Department of Urology, 3901 Rainbow Boulevard, Stop 3016, The University of Kansas Medical Center, Kansas City, Kansas 66160, United States.
Bioorg Med Chem Lett. 2017 Sep 15;27(18):4514-4519. doi: 10.1016/j.bmcl.2017.07.030. Epub 2017 Jul 11.

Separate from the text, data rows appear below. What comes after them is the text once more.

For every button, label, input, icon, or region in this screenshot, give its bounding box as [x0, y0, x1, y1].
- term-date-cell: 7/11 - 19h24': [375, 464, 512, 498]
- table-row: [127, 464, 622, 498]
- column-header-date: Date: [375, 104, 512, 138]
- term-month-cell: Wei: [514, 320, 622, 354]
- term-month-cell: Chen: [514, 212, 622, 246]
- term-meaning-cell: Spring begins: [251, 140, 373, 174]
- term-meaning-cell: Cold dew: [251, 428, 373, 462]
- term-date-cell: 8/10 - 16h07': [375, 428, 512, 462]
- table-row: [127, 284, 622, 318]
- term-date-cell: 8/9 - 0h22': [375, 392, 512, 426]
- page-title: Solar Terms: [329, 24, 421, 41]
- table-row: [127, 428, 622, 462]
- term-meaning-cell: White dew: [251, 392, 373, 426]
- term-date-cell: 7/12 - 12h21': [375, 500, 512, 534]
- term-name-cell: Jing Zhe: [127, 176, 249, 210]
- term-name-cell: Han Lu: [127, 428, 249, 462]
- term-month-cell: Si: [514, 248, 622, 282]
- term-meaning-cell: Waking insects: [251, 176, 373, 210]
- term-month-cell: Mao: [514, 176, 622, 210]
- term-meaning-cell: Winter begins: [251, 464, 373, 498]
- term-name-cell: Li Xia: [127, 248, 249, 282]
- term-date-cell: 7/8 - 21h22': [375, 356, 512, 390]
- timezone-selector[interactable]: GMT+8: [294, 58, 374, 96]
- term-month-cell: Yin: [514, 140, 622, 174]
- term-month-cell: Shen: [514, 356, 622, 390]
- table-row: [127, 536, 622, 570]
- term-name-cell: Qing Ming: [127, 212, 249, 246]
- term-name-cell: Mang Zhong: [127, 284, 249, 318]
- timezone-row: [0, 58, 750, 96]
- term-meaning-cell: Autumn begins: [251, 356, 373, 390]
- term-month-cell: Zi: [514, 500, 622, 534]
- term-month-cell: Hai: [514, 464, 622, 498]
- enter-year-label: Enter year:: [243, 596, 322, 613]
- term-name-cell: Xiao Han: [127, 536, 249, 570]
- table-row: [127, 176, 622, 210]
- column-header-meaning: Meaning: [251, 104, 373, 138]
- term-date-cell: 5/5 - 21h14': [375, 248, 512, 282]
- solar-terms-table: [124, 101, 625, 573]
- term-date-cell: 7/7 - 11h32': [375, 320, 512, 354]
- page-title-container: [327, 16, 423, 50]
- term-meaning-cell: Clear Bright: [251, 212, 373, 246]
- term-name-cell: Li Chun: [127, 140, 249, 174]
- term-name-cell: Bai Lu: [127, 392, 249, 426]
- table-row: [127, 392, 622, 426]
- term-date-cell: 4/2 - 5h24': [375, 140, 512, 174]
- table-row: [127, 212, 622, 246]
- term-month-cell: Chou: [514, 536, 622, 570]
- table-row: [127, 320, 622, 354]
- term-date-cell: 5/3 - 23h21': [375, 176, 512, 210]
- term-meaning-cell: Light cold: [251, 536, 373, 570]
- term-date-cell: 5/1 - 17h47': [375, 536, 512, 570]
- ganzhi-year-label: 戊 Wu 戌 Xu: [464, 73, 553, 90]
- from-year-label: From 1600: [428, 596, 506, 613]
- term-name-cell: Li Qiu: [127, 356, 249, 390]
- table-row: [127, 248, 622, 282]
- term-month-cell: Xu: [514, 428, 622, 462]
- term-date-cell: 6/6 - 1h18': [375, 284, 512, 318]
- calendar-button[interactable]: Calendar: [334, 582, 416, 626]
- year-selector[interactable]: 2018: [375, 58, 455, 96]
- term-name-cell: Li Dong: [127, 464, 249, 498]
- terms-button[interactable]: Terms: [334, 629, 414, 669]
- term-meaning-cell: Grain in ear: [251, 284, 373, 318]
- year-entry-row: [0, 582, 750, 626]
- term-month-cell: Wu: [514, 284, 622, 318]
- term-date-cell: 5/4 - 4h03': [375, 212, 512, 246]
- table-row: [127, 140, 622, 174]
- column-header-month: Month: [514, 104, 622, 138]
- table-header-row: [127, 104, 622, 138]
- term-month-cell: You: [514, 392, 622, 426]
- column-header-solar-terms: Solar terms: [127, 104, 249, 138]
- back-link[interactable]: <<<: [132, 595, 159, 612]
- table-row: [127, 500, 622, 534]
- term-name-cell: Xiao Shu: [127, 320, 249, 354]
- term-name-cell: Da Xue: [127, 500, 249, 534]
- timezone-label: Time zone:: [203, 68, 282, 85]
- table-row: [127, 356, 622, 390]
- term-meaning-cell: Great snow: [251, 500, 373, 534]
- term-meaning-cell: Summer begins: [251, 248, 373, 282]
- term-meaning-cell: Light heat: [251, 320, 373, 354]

Heat Shock Protein 90 (Hsp90) is a molecular chaperone under clinical investigation for the treatment of neurodegenerative diseases and cancer. Neuroprotective Hsp90 C-terminal inhibitors (novologues) contain a biaryl ring system, and include KU-596, which was modified and investigated for potential anti-cancer activity. Incorporation of a benzamide group onto the biaryl novologues in lieu of the acetamide yielded compounds that manifest anti-cancer activity. Further exploration of the central phenyl ring led to compounds with enhanced anti-proliferative activity. The design, synthesis, and evaluation of these new analogs against breast and prostate cancer cell lines is reported herein, where it was found that 8b and 10 manifest potent anti-proliferative activity and a robust degradation of Hsp90 client-dependent proteins.
热休克蛋白90(Hsp90)是一种正在进行临床研究以治疗神经退行性疾病和癌症的分子伴侣。具有神经保护作用的Hsp90 C末端抑制剂(新型化合物)含有联芳基环系统,包括KU-596,该化合物经过修饰并研究了其潜在的抗癌活性。在联芳基新型化合物上引入苯甲酰胺基团以取代乙酰胺,得到了具有抗癌活性的化合物。对中心苯环的进一步探索产生了具有增强抗增殖活性的化合物。本文报道了这些新类似物针对乳腺癌和前列腺癌细胞系的设计、合成及评估,结果发现8b和10表现出强大的抗增殖活性以及对Hsp90客户依赖性蛋白的显著降解作用。